気づけばこの目は、女子ではなく彼だけを追っていたのだから。
「な、なあ」
気まずい空気にとりあえず割り込んだのは、彼だった。
「その、もっかい確認するけど……エイプリルフールは、関係ないんだよな?」
一語一語、噛みしめるように問いかけてくる。そういえばこいつは、根はとても真面目な性格だった。
「……うん」
目を微妙にそらして頷く。今になって急に怖じ気づいてきてしまった。
でも、ここまで行動しておいて黙ったままもずるいだけだ。

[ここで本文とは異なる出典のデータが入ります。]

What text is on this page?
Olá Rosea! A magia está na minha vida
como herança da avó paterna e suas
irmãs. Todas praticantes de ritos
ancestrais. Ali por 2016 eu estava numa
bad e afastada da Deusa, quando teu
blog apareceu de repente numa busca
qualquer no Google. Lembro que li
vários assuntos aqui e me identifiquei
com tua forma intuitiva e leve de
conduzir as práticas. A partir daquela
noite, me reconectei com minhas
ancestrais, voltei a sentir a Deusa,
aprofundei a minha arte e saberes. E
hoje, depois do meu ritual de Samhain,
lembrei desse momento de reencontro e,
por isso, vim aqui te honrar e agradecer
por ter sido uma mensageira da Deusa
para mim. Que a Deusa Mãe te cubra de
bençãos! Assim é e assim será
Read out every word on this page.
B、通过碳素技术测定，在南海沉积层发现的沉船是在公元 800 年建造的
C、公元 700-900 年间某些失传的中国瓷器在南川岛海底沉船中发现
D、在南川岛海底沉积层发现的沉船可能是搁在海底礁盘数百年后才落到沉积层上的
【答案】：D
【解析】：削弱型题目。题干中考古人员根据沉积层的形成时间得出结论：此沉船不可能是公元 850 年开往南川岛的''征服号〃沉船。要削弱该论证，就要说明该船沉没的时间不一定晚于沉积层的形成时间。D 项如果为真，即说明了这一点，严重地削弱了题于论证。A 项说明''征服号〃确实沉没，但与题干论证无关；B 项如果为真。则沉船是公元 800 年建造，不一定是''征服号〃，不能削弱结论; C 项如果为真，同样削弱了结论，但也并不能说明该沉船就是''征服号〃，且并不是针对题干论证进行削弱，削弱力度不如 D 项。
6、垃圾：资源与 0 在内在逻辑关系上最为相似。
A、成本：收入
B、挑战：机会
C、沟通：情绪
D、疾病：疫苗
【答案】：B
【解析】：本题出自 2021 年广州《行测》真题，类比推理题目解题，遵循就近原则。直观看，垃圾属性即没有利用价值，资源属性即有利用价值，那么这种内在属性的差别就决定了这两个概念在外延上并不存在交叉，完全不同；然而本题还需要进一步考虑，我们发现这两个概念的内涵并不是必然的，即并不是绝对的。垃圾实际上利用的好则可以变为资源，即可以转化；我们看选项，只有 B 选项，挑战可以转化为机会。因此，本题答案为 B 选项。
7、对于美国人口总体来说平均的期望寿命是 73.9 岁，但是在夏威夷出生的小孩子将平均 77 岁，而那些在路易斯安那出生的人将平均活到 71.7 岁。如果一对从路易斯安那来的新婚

もう一度、勇気を振り絞らないといけない。
「お前を見る目が、気づいたら変化してて」
「本当に、そういう目で見てるのかどうか、確かめたくて」
「勢いだけで、あんなこと言って、手繋いだりした」
また目をそらしたい臆病さを何度も押し込んで、まっすぐに視線を向けてくる彼を捉え続けながら白状する。改めて考えれば、俺自身のために気持ちをまるっきり無視して利用したようなものだ。怒られても何も言えない。
「で、どうだったんだよ」
「……え?」
「だから、結果だよ。そういう目で見てたって、確定なのか?」
予想もしなかった展開に頭が追いつかない。どう答えればいいのか戸惑っていると、突然彼は背中を向けてしまった。
「お、おい?」
「言えないなら、俺もなにも教えてやーんない」
「ちょ、ちょっと待てって。教えるってなにを? どういうことだよ?」
俺をわずかに振り返った幼なじみの目は、どこか柔らかく見えた。